In 1946, William Gilbert presented the first comprehensive survey of groups in the United States (US) with multiple ethnic and cultural backgrounds. He estimated that there were at least 50,000 persons who were from complex ethnic and cultural backgrounds of European, African and Aboriginal ethnic origin.56 Gilbert listed ten major groups with multiple ethnic and cultural heritage several related groups. Again, this is not a new phenomenon we that is people of multiple ethnic and cultural heritages have existed for many centuries, though we are often denied the opportunity to self-assign our ethnic and cultural identity.
Whilst these considerations may not on a daily basis be pertinent for the individuals or communities themselves, considerable misunderstandings can occur, for those of us involved in the provision of professional nursing practice and research.
In conclusion whilst it is important to recognize and acknowledge what research tells us in relation to research, nursing care and cultural diversity. It is imperative we take an inclusive approach embracing not just Euro-American perspectives, but drawing on the wisdom of academic nurses globally including colleagues in Australia, New Zealand and other nation states. Within this, we must acknowledge the increasingly complex ethnic identities our patients and our peers hold and indeed that we hold as academic and community nurses. Those who hold multiple ethnic origins may have particular skills in moving between and within different cultural and ethnic groups.
Cultural diversity is not simply about diversity within recipients of care but also concerns the diversity of care givers.
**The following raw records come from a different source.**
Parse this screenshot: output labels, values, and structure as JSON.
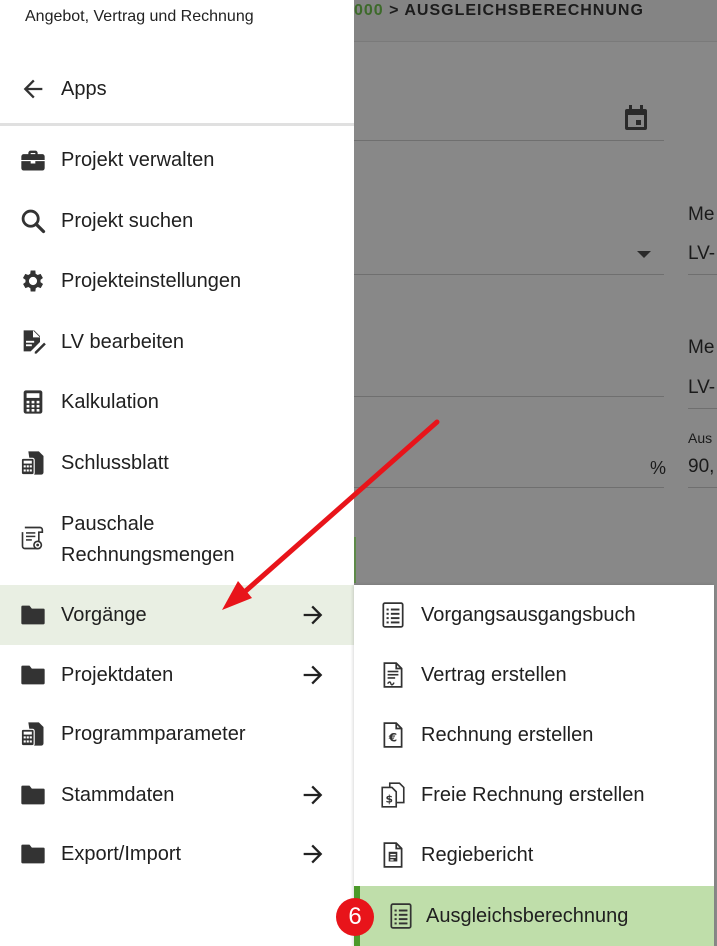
{
  "background": {
    "breadcrumb_prefix": "000",
    "breadcrumb_sep": " > ",
    "breadcrumb_page": "AUSGLEICHSBERECHNUNG",
    "label_me_1": "Me",
    "value_lv_1": "LV-",
    "label_me_2": "Me",
    "value_lv_2": "LV-",
    "label_aus": "Aus",
    "value_90": "90,",
    "percent": "%"
  },
  "drawer": {
    "title": "Angebot, Vertrag und Rechnung",
    "back_label": "Apps",
    "items": [
      {
        "label": "Projekt verwalten",
        "icon": "briefcase-icon"
      },
      {
        "label": "Projekt suchen",
        "icon": "search-icon"
      },
      {
        "label": "Projekteinstellungen",
        "icon": "gear-icon"
      },
      {
        "label": "LV bearbeiten",
        "icon": "edit-document-icon"
      },
      {
        "label": "Kalkulation",
        "icon": "calculator-icon"
      },
      {
        "label": "Schlussblatt",
        "icon": "sheet-calculator-icon"
      },
      {
        "label_line1": "Pauschale",
        "label_line2": "Rechnungsmengen",
        "icon": "scroll-document-icon"
      },
      {
        "label": "Vorgänge",
        "icon": "folder-icon",
        "has_submenu": true,
        "active": true
      },
      {
        "label": "Projektdaten",
        "icon": "folder-icon",
        "has_submenu": true
      },
      {
        "label": "Programmparameter",
        "icon": "sheet-calculator-icon"
      },
      {
        "label": "Stammdaten",
        "icon": "folder-icon",
        "has_submenu": true
      },
      {
        "label": "Export/Import",
        "icon": "folder-icon",
        "has_submenu": true
      }
    ]
  },
  "submenu": {
    "items": [
      {
        "label": "Vorgangsausgangsbuch",
        "icon": "list-document-icon"
      },
      {
        "label": "Vertrag erstellen",
        "icon": "contract-document-icon"
      },
      {
        "label": "Rechnung erstellen",
        "icon": "euro-document-icon"
      },
      {
        "label": "Freie Rechnung erstellen",
        "icon": "dollar-documents-icon"
      },
      {
        "label": "Regiebericht",
        "icon": "report-document-icon"
      },
      {
        "label": "Ausgleichsberechnung",
        "icon": "list-document-icon",
        "active": true
      }
    ]
  },
  "annotation": {
    "step_number": "6",
    "color": "#e8141a"
  },
  "colors": {
    "active_item_bg": "#e9efe3",
    "submenu_active_bg": "#bfdeaa",
    "submenu_active_border": "#4c9a2a",
    "breadcrumb_accent": "#3d6a2a"
  }
}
In terms of the research evidence base I would suggest that it may be more important to focus on what the research does not tell us, as some of the research silences and paucity of knowledge may be much more revealing than that which is articulated on the topic of culturally diversity and nursing care. A focus of this nature may make transparent the implicit assumptions held about research evidence, nursing and cultural diversity. These assumptions if not deconstructed may distort reality.